Now, since both STI and LTI currency are conserved, the funds that the ImportanceUpdatingAgent uses to pay wages has to come from somewhere. In an ideal situation, this would be balanced by the rent charged to atoms. However, the number of atoms in the AtomSpace and in the attentional focus will be constantly changing. In fact, an OpenCog instance may even have some method of controlling the attentional focus boundary depending on how focussed or quick thought and reaction needs to be (More atoms in the attentional focus mean more atoms to consider during reasoning, although reasoning methods can and do use atoms outside of the attentional focus if the those in attention are insufficient to come up with suitable results.)

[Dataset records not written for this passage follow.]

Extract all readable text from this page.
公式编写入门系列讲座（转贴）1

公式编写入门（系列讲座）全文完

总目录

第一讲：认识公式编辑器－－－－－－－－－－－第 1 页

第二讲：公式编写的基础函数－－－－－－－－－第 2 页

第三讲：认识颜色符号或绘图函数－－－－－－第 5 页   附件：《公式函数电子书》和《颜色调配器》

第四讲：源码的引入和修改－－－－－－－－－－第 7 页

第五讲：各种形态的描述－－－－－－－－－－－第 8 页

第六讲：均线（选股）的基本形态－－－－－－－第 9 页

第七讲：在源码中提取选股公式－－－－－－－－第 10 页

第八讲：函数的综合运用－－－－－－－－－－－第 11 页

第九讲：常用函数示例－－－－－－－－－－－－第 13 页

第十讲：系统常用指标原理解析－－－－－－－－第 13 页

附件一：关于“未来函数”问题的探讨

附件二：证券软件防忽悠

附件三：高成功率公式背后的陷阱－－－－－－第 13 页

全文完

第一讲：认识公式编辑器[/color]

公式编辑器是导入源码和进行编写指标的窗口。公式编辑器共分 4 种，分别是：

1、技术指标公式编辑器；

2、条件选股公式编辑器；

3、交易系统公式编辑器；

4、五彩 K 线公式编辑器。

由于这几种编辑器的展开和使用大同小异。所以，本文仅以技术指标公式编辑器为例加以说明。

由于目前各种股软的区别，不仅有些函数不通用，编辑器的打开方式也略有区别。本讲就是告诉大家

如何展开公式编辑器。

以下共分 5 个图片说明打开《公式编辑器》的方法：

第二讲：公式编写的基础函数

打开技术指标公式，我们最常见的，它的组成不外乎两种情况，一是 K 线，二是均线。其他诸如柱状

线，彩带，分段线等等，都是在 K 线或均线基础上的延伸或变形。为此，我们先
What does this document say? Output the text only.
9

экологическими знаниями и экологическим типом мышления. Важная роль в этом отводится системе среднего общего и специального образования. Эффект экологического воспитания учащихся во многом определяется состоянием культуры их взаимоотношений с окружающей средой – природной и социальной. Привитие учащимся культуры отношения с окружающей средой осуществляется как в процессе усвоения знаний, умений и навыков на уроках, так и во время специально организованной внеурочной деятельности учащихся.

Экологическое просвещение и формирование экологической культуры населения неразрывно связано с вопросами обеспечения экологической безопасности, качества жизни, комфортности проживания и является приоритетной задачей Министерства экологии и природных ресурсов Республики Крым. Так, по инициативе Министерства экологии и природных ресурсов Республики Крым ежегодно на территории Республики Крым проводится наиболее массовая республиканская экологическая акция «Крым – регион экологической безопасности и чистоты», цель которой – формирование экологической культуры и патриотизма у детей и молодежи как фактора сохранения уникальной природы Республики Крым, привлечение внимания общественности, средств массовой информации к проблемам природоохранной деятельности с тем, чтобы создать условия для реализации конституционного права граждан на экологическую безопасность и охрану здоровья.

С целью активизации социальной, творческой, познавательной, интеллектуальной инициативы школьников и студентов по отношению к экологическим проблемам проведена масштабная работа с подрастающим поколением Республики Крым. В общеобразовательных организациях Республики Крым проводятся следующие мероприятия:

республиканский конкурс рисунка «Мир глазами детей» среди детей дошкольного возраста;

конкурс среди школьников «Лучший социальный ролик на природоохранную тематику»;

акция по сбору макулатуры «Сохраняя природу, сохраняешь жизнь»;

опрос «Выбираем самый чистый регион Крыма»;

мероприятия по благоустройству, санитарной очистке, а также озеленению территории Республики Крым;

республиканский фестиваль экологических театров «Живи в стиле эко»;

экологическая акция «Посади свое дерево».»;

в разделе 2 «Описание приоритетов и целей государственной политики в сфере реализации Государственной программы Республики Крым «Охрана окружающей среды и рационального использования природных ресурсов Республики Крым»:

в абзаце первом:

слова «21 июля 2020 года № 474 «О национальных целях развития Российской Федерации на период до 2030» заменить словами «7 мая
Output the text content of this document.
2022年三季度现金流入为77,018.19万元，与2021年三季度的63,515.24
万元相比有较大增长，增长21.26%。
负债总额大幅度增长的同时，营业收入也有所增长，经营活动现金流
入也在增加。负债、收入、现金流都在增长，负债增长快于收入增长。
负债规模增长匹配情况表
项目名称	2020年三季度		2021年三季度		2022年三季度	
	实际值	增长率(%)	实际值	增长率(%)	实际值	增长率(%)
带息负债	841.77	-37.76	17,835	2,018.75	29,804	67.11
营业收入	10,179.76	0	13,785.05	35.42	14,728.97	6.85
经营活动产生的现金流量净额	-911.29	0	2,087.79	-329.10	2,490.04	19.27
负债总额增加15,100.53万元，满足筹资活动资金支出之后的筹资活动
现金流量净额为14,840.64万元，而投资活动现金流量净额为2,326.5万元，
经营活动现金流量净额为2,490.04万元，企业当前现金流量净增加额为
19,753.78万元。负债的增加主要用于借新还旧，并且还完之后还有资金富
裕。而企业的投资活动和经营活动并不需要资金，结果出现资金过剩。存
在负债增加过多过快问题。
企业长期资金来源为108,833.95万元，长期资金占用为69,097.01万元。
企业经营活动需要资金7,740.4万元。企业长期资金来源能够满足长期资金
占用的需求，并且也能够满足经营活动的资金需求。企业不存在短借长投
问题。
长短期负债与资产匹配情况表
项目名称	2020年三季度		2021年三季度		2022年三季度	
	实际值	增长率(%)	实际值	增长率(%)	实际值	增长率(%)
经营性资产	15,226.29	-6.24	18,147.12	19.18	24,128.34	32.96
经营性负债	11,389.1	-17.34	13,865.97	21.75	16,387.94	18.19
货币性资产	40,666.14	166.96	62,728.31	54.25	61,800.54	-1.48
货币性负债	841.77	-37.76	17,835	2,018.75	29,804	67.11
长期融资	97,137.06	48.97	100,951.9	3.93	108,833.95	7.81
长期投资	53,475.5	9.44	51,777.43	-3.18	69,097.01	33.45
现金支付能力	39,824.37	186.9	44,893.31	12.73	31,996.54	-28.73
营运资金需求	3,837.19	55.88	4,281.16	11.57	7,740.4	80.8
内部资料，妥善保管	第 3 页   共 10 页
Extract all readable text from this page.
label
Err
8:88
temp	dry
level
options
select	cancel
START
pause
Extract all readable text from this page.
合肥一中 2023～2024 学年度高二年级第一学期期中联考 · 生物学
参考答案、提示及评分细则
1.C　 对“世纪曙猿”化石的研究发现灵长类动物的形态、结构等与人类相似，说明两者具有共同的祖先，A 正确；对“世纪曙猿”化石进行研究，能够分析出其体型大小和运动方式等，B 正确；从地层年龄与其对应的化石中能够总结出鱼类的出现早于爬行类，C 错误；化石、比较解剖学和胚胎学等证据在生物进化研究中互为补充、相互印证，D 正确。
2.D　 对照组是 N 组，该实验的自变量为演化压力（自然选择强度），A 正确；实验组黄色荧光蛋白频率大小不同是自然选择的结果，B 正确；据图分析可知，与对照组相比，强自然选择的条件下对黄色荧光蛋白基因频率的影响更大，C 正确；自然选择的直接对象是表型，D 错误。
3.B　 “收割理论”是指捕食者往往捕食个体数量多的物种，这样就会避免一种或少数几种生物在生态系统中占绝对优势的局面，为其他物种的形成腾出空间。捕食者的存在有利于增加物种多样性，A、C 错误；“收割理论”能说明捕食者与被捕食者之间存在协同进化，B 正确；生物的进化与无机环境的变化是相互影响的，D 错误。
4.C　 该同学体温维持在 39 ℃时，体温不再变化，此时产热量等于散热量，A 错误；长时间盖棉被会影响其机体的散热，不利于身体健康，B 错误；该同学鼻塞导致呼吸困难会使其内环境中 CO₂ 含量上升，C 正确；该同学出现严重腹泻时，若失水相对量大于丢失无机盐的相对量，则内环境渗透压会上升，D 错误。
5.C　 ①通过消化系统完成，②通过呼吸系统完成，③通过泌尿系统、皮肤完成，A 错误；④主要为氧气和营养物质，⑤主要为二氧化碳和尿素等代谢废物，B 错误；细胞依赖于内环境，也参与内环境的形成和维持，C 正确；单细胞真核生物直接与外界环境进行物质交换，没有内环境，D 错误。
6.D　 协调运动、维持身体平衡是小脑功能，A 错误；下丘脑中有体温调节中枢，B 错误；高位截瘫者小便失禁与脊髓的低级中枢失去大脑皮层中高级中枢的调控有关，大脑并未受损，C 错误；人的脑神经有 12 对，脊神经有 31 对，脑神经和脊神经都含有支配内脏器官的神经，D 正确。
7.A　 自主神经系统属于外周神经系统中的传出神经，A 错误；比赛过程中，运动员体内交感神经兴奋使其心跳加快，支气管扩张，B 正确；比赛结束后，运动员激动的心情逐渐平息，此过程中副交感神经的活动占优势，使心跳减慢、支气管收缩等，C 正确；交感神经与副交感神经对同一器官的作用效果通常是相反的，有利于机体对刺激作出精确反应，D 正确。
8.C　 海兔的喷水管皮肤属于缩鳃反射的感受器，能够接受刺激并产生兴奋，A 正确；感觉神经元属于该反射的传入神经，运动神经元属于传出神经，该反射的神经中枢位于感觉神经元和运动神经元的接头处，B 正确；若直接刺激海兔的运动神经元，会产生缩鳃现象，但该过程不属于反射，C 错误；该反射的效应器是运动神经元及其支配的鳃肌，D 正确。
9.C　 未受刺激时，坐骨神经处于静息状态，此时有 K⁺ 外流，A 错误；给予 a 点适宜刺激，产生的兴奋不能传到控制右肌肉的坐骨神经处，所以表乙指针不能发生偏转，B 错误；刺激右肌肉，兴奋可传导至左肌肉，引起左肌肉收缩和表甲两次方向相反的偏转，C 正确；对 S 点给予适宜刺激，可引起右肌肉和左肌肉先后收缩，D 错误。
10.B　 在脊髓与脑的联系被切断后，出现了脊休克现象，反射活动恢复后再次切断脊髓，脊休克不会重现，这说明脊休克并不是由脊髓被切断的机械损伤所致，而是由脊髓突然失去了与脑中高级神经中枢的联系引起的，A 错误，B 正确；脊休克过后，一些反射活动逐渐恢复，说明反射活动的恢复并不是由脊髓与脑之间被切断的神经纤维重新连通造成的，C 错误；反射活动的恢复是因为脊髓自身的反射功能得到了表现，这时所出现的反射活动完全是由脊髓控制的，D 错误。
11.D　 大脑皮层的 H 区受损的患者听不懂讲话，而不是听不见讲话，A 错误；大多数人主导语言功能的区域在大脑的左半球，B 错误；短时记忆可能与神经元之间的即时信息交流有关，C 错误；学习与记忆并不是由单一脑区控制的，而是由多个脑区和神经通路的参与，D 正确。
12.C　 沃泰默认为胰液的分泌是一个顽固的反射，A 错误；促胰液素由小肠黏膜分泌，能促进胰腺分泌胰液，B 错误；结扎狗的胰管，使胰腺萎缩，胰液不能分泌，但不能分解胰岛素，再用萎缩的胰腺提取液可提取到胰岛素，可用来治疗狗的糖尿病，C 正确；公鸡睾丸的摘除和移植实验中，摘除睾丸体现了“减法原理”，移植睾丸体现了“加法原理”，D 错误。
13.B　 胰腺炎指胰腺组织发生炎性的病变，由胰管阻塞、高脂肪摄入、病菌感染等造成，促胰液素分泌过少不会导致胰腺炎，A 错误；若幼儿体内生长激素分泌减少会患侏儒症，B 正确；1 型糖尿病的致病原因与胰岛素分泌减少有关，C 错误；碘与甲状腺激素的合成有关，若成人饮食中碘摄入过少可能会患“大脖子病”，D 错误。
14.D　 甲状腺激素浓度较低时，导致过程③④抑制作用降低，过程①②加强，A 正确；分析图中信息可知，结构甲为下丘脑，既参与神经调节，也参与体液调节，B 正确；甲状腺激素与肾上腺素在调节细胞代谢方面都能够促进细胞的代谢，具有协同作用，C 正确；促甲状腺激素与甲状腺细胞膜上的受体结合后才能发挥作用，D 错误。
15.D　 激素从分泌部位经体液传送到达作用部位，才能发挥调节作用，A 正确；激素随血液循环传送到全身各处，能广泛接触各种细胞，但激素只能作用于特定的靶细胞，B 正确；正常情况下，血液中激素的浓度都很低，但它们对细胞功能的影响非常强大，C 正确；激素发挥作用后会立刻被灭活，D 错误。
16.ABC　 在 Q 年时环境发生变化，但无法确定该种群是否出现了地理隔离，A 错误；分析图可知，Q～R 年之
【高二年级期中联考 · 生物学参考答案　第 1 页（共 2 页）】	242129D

To manage the variable number of atoms in attention and in the AtomSpace, the ImportanceUpdatingAgent draws STI and LTI from a pool of funds managed by the AtomSpace. These pools have a homeostatic range that the ImportanceUpdatingAgent tries to keep the AtomSpace funds within. If, at the end of an update cycle, the pools are outside of this range, then the agent taxes all atoms to bring the pools back to the middle of the range (Note that although it's called a tax, it can actually result in a refund if the agent has been charging too much tax... just like real life... if you're lucky). The agent then recalculates the optimal rent based on time averages of the AtomSpace size and number of atoms in the attentional focus.